Lo riferisce la portavoce della Casa Bianca, Jen Psaki, aggiungendo: “Si tratta di un’azione illegale e pericolosa, che potrebbe minare il servizio civile di routine necessario per mantenere e proteggere gli impianti di scorie nucleari. Chiediamo il rilascio immediato”.

Dalle ore scorse scorse sono avvenuti combattimenti tra forze russe e ucraine: a riferire la notizia è stato un consigliere del ministero dell’Interno di Kiev citato da Nbc, poco prima che fosse confermata dal presidente ucraino, Volodymyr Zelens’kyj: “i soldati ucraini  stanno sacrificando la loro vita per evitare una seconda Chernobyl“, aveva scritto su Twitter, annunciando che le truppe russe stavano cercando d’impadronirsi della centrale. “I nostri difensori stanno dando la vita perché la tragedia del 1986 non si ripeta”. Lo staff della centrale sarebbe stato preso in custodia dai russi. Sempre secondo quanto riporta Nbc,  gli impianti di stoccaggio delle scorie sono attualmente intatti

Poche ore prima, la “Ukraïnska Pravda”, uno dei principali giornali online di Kiev, aveva riferito che le truppe russe erano entrate in Ucraina dalla Bielorussia e che “la Guardia Nazionale, che presidia l’impianto di stoccaggio dei rifiuti radioattivi pericolosi, sta resistendo”. “Se gli attacchi dell’artiglieria russi distruggessero l’impianto di stoccaggio delle scorie nucleari – ha riferito il quotidiano – la polvere radioattiva potrebbe coprire i territori dell’Ucraina, della Bielorussia e dell’Unione Europea”.

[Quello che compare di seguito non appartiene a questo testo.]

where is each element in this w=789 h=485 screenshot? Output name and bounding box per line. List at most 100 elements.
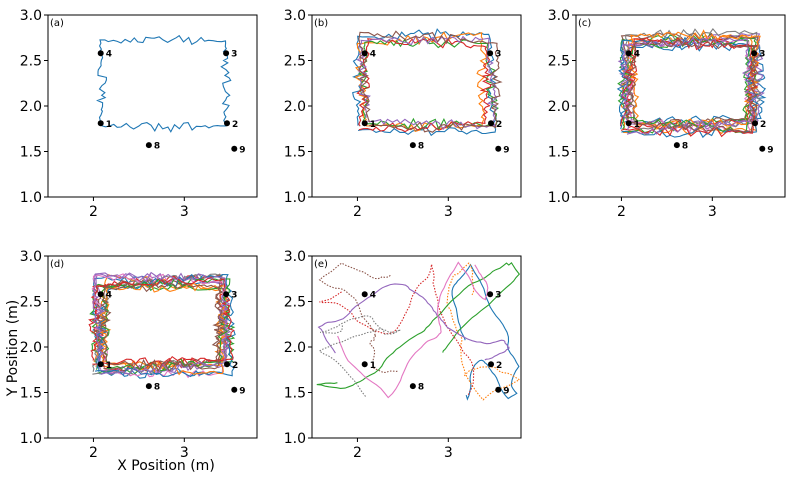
marker-label-1: 1 — [106, 120, 112, 130]
marker-label-9: 9 — [767, 145, 773, 155]
y-tick-label: 3.0 — [20, 249, 42, 265]
marker-point-9 — [495, 386, 502, 393]
panel-e: 1 2 3 4 8 9 2 3 1.0 1.5 2.0 2.5 3.0 (e) — [284, 249, 522, 461]
marker-label-9: 9 — [239, 386, 245, 396]
marker-point-1 — [361, 120, 368, 127]
trajectory-line — [619, 36, 757, 135]
trajectory-line — [619, 36, 758, 138]
y-tick-label: 2.0 — [20, 340, 42, 356]
marker-point-4 — [361, 50, 368, 57]
marker-label-2: 2 — [232, 361, 238, 371]
trajectory-line — [88, 277, 235, 367]
panel-label: (a) — [50, 18, 64, 29]
trajectory-group — [96, 34, 232, 133]
trajectory-line — [623, 37, 754, 134]
marker-label-3: 3 — [759, 50, 765, 60]
marker-point-8 — [409, 383, 416, 390]
panel-b: 1 2 3 4 8 9 2 3 1.0 1.5 2.0 2.5 3.0 (b) — [284, 8, 522, 220]
panel-label: (d) — [50, 259, 64, 270]
trajectory-line — [317, 283, 510, 361]
panel-d: 1 2 3 4 8 9 2 3 1.0 1.5 2.0 2.5 3.0 (d) — [20, 249, 258, 461]
marker-point-3 — [223, 291, 230, 298]
marker-label-1: 1 — [634, 120, 640, 130]
y-tick-label: 3.0 — [20, 8, 42, 24]
trajectory-line — [316, 261, 521, 389]
marker-point-4 — [361, 291, 368, 298]
marker-label-8: 8 — [154, 142, 160, 152]
trajectory-group — [316, 261, 521, 401]
marker-point-2 — [488, 120, 495, 127]
marker-point-3 — [487, 291, 494, 298]
trajectory-line — [357, 37, 499, 132]
y-tick-label: 1.5 — [284, 386, 306, 402]
trajectory-line — [352, 28, 497, 137]
y-tick-label: 2.5 — [548, 54, 570, 70]
trajectory-line — [356, 34, 498, 130]
y-tick-label: 1.0 — [548, 190, 570, 206]
marker-label-3: 3 — [495, 50, 501, 60]
marker-point-4 — [625, 50, 632, 57]
marker-label-4: 4 — [634, 50, 640, 60]
y-tick-label: 1.5 — [20, 386, 42, 402]
trajectory-line — [451, 263, 520, 401]
y-tick-label: 2.0 — [20, 99, 42, 115]
x-tick-label: 2 — [617, 204, 626, 220]
x-tick-label: 3 — [180, 204, 189, 220]
y-tick-label: 3.0 — [548, 8, 570, 24]
marker-point-3 — [487, 50, 494, 57]
marker-point-2 — [224, 120, 231, 127]
marker-point-9 — [759, 145, 766, 152]
marker-point-4 — [97, 50, 104, 57]
marker-point-3 — [223, 50, 230, 57]
y-tick-label: 3.0 — [284, 249, 306, 265]
marker-label-3: 3 — [495, 291, 501, 301]
y-tick-label: 2.0 — [284, 99, 306, 115]
marker-point-2 — [752, 120, 759, 127]
y-tick-label: 1.5 — [20, 145, 42, 161]
marker-label-8: 8 — [682, 142, 688, 152]
trajectory-group — [352, 28, 503, 137]
y-tick-label: 2.5 — [284, 54, 306, 70]
trajectory-line — [625, 36, 760, 131]
x-tick-label: 2 — [353, 204, 362, 220]
marker-point-9 — [495, 145, 502, 152]
marker-label-3: 3 — [231, 50, 237, 60]
trajectory-group — [88, 271, 236, 379]
y-tick-label: 1.0 — [20, 190, 42, 206]
marker-point-8 — [145, 142, 152, 149]
trajectory-line — [318, 262, 398, 374]
x-tick-label: 2 — [353, 445, 362, 461]
marker-label-2: 2 — [496, 120, 502, 130]
y-tick-label: 2.5 — [20, 295, 42, 311]
y-tick-label: 1.0 — [284, 431, 306, 447]
marker-label-4: 4 — [106, 291, 112, 301]
trajectory-line — [97, 276, 231, 372]
marker-label-9: 9 — [239, 145, 245, 155]
trajectory-line — [354, 31, 488, 133]
marker-label-9: 9 — [503, 145, 509, 155]
y-tick-label: 3.0 — [284, 8, 306, 24]
marker-label-1: 1 — [370, 361, 376, 371]
y-axis-title: Y Position (m) — [5, 300, 21, 398]
x-tick-label: 2 — [89, 204, 98, 220]
y-tick-label: 1.5 — [548, 145, 570, 161]
y-tick-label: 1.5 — [284, 145, 306, 161]
marker-label-2: 2 — [760, 120, 766, 130]
y-tick-label: 2.5 — [284, 295, 306, 311]
trajectory-line — [617, 32, 759, 134]
marker-point-9 — [231, 386, 238, 393]
marker-label-2: 2 — [496, 361, 502, 371]
marker-label-4: 4 — [106, 50, 112, 60]
y-tick-label: 2.5 — [20, 54, 42, 70]
marker-point-8 — [145, 383, 152, 390]
panel-label: (c) — [578, 18, 591, 29]
trajectory-line — [96, 34, 232, 133]
axes-frame — [311, 255, 522, 439]
panel-a: 1 2 3 4 8 9 2 3 1.0 1.5 2.0 2.5 3.0 (a) — [20, 8, 258, 220]
y-tick-label: 2.0 — [548, 99, 570, 115]
trajectory-line — [358, 30, 503, 133]
x-tick-label: 3 — [180, 445, 189, 461]
panel-label: (b) — [314, 18, 328, 29]
marker-label-1: 1 — [106, 361, 112, 371]
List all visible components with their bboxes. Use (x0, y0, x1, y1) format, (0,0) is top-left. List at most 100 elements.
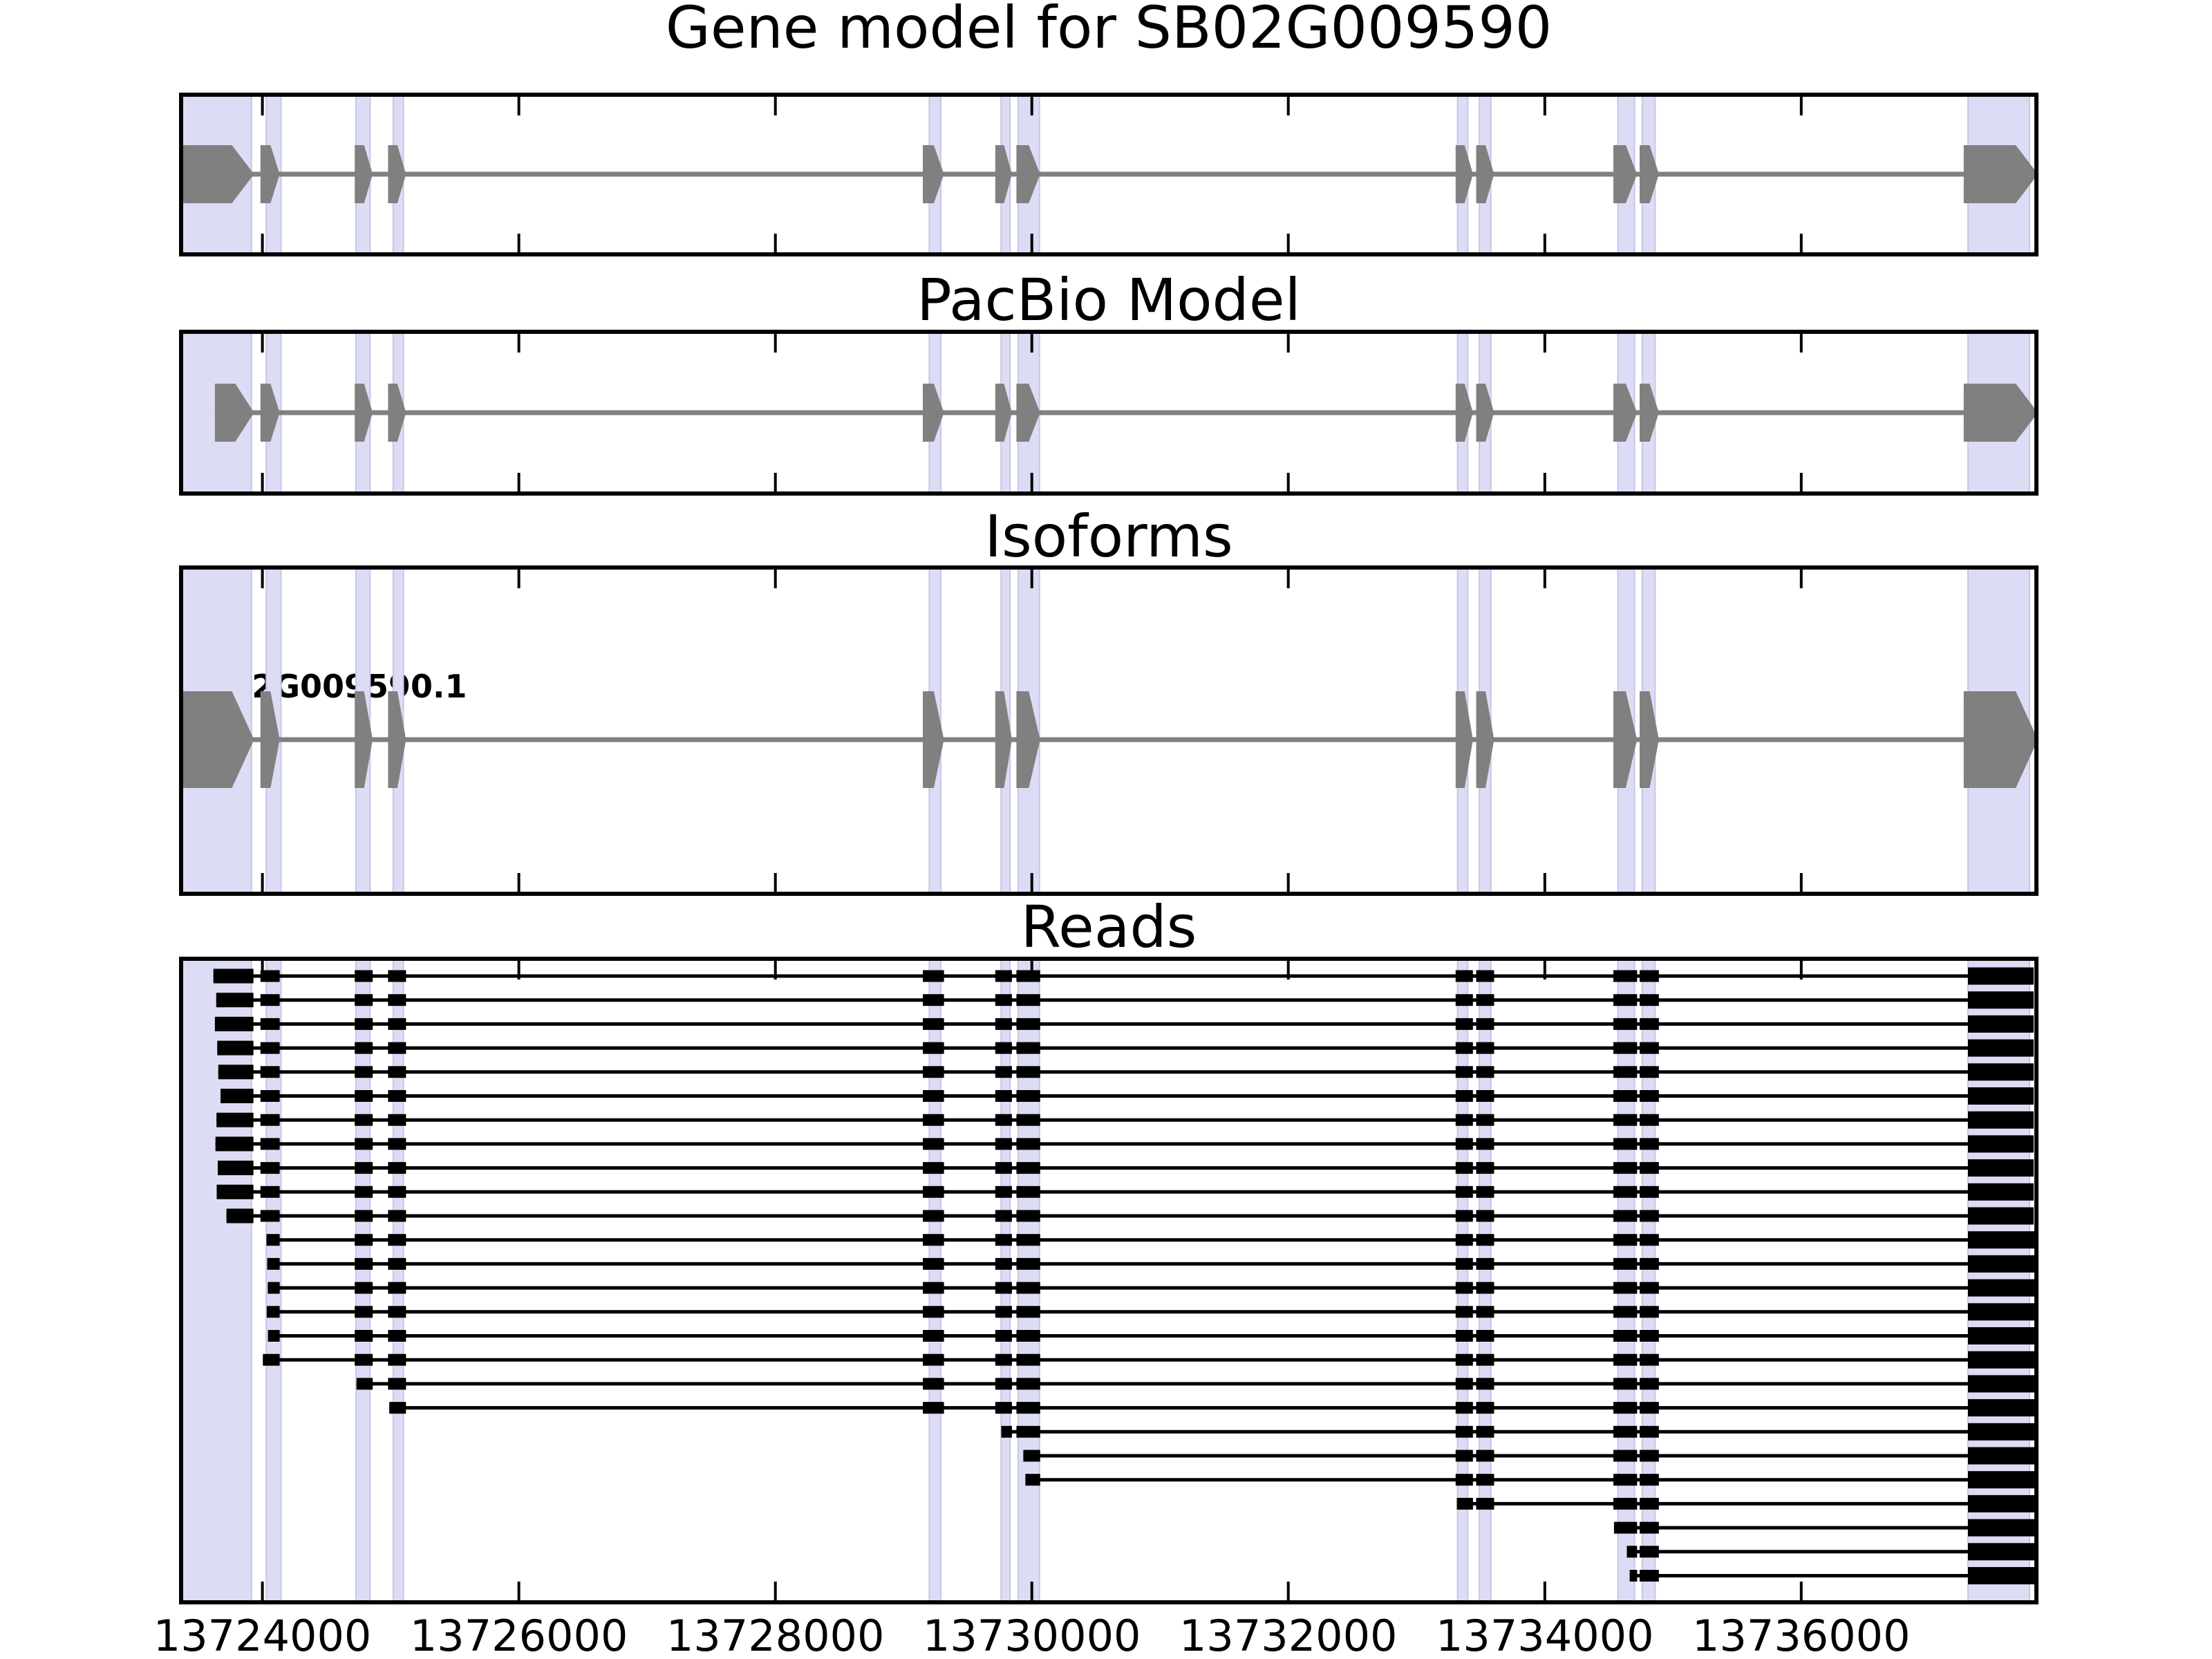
read-exon-block (995, 970, 1012, 982)
read-exon-block (1476, 1066, 1494, 1078)
read-exon-block (260, 1066, 280, 1078)
read-exon-block (355, 1234, 373, 1246)
read-exon-block (1455, 1306, 1473, 1318)
exon-shapes (180, 145, 2038, 203)
read-row (1627, 1543, 2038, 1561)
exon-shape (995, 384, 1012, 442)
read-exon-block (923, 994, 944, 1006)
read-exon-block (355, 1282, 373, 1294)
read-exon-block (388, 970, 406, 982)
read-exon-block (1613, 1066, 1638, 1078)
read-exon-block (995, 1282, 1012, 1294)
read-exon-block (260, 994, 280, 1006)
read-exon-block (1640, 1185, 1659, 1198)
read-exon-block (355, 994, 373, 1006)
read-exon-block (923, 1257, 944, 1270)
read-end-block (1968, 1111, 2034, 1129)
read-exon-block (389, 1402, 406, 1414)
read-exon-block (388, 1378, 406, 1390)
read-exon-block (1476, 1090, 1494, 1102)
read-exon-block (267, 1257, 280, 1270)
read-exon-block (1640, 1521, 1659, 1534)
x-tick-label: 13726000 (409, 1611, 628, 1659)
read-exon-block (1016, 970, 1040, 982)
read-exon-block (1640, 1066, 1659, 1078)
read-end-block (1968, 1351, 2038, 1369)
read-exon-block (1016, 1114, 1040, 1126)
exon-shape (355, 145, 373, 203)
pacbio-model-panel (179, 330, 2038, 496)
read-exon-block (1640, 994, 1659, 1006)
read-exon-block (388, 1210, 406, 1222)
read-exon-block (923, 1114, 944, 1126)
read-end-block (1968, 1015, 2034, 1033)
read-exon-block (1613, 1402, 1638, 1414)
exon-shape (180, 145, 254, 203)
read-row (221, 1087, 2034, 1105)
read-exon-block (923, 1306, 944, 1318)
read-exon-block (1016, 1330, 1040, 1342)
read-row (226, 1207, 2034, 1225)
read-row (218, 1159, 2034, 1177)
read-exon-block (1640, 1353, 1659, 1366)
read-exon-block (218, 1161, 254, 1176)
read-exon-block (1476, 1210, 1494, 1222)
exon-shape (260, 145, 280, 203)
axis-ticks (261, 961, 1803, 1600)
read-end-block (1968, 1279, 2038, 1297)
exon-shape (1455, 384, 1473, 442)
read-exon-block (1455, 1090, 1473, 1102)
read-row (268, 1327, 2038, 1344)
read-exon-block (1023, 1450, 1040, 1462)
read-exon-block (1613, 994, 1638, 1006)
exon-highlight-bands (181, 568, 2030, 894)
read-exon-block (1613, 1497, 1638, 1510)
read-exon-block (388, 994, 406, 1006)
read-exon-block (260, 970, 280, 982)
read-exon-block (923, 1042, 944, 1054)
read-exon-block (1640, 1425, 1659, 1438)
read-exon-block (388, 1330, 406, 1342)
exon-shape (923, 384, 944, 442)
read-exon-block (260, 1185, 280, 1198)
read-exon-block (1476, 1474, 1494, 1486)
read-exon-block (923, 1090, 944, 1102)
read-row (266, 1231, 2038, 1249)
read-row (267, 1255, 2038, 1273)
read-exon-block (1640, 1114, 1659, 1126)
read-exon-block (1613, 1306, 1638, 1318)
read-exon-block (388, 1185, 406, 1198)
read-exon-block (1476, 1450, 1494, 1462)
read-exon-block (388, 1138, 406, 1150)
axis-ticks (261, 97, 1803, 252)
read-exon-block (923, 1185, 944, 1198)
read-exon-block (1476, 1497, 1494, 1510)
read-exon-block (1613, 1234, 1638, 1246)
read-exon-block (923, 1330, 944, 1342)
read-exon-block (1640, 1330, 1659, 1342)
read-exon-block (923, 1353, 944, 1366)
panel-border (179, 330, 2038, 496)
read-end-block (1968, 1447, 2038, 1465)
exon-shape (1613, 384, 1638, 442)
read-exon-block (923, 1210, 944, 1222)
exon-shape (923, 145, 944, 203)
exon-highlight-band (392, 959, 404, 1602)
read-exon-block (1455, 1257, 1473, 1270)
read-end-block (1968, 1399, 2038, 1417)
exon-highlight-band (265, 959, 282, 1602)
read-exon-block (995, 1353, 1012, 1366)
exon-shape (1016, 691, 1040, 788)
read-exon-block (995, 1306, 1012, 1318)
read-exon-block (266, 1306, 280, 1318)
read-exon-block (1640, 1497, 1659, 1510)
read-exon-block (995, 1042, 1012, 1054)
read-exon-block (1016, 1425, 1040, 1438)
exon-shape (995, 691, 1012, 788)
exon-shapes (214, 384, 2038, 442)
read-row (215, 1135, 2034, 1153)
read-exon-block (1640, 1234, 1659, 1246)
read-exon-block (355, 1353, 373, 1366)
read-exon-block (923, 1066, 944, 1078)
x-tick-label: 13736000 (1691, 1611, 1911, 1659)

Kiev aveva precedentemente riferito di combattimenti vicino al deposito di scorie nucleari del sito, sollevando il timore del pericolo di una fuga di radiazioni. Di quello che sta succedendo a Chernobyl ha parlato oggi anche il presidente dell’Ucraina, Volodymyr Zelensky, che aveva confermato gli scontri nella zona della centrale nucleare. “Le forze di occupazione russe stanno cercando di prendere il controllo dell’impianto di Chernobyl – aveva scritto su Twitter – i nostri difensori stanno dando la vita perché non si ripeta la tragedia del 1986. Questa è una dichiarazione di guerra contro tutta l’Europa”.

Cosa può succedere adesso con la Russia che ha preso il controllo di Chernobyl? Si tratta sicuramente di una grave minaccia, come ha spiegato a LaPresse anche l’esperto di nucleare Maurizio Martellini, professore associato di Fisica all’università dell’Insubria. “Nella centrale nucleare di Chernobyl ci sono depositi a bassa emissione di radiazioni” – spiega Martellini – . Ma se ad essere danneggiato, ‘anche solo fessurato’ fosse il ‘sarcofago’ – la massiccia struttura in acciaio e cemento che copre il reattore nucleare numero 4 – “allora sarebbe un crimine contro l’umanità. Quelle scorie, anche a distanza di anni, emettono radiazioni altissime ed estremamente pericolose”.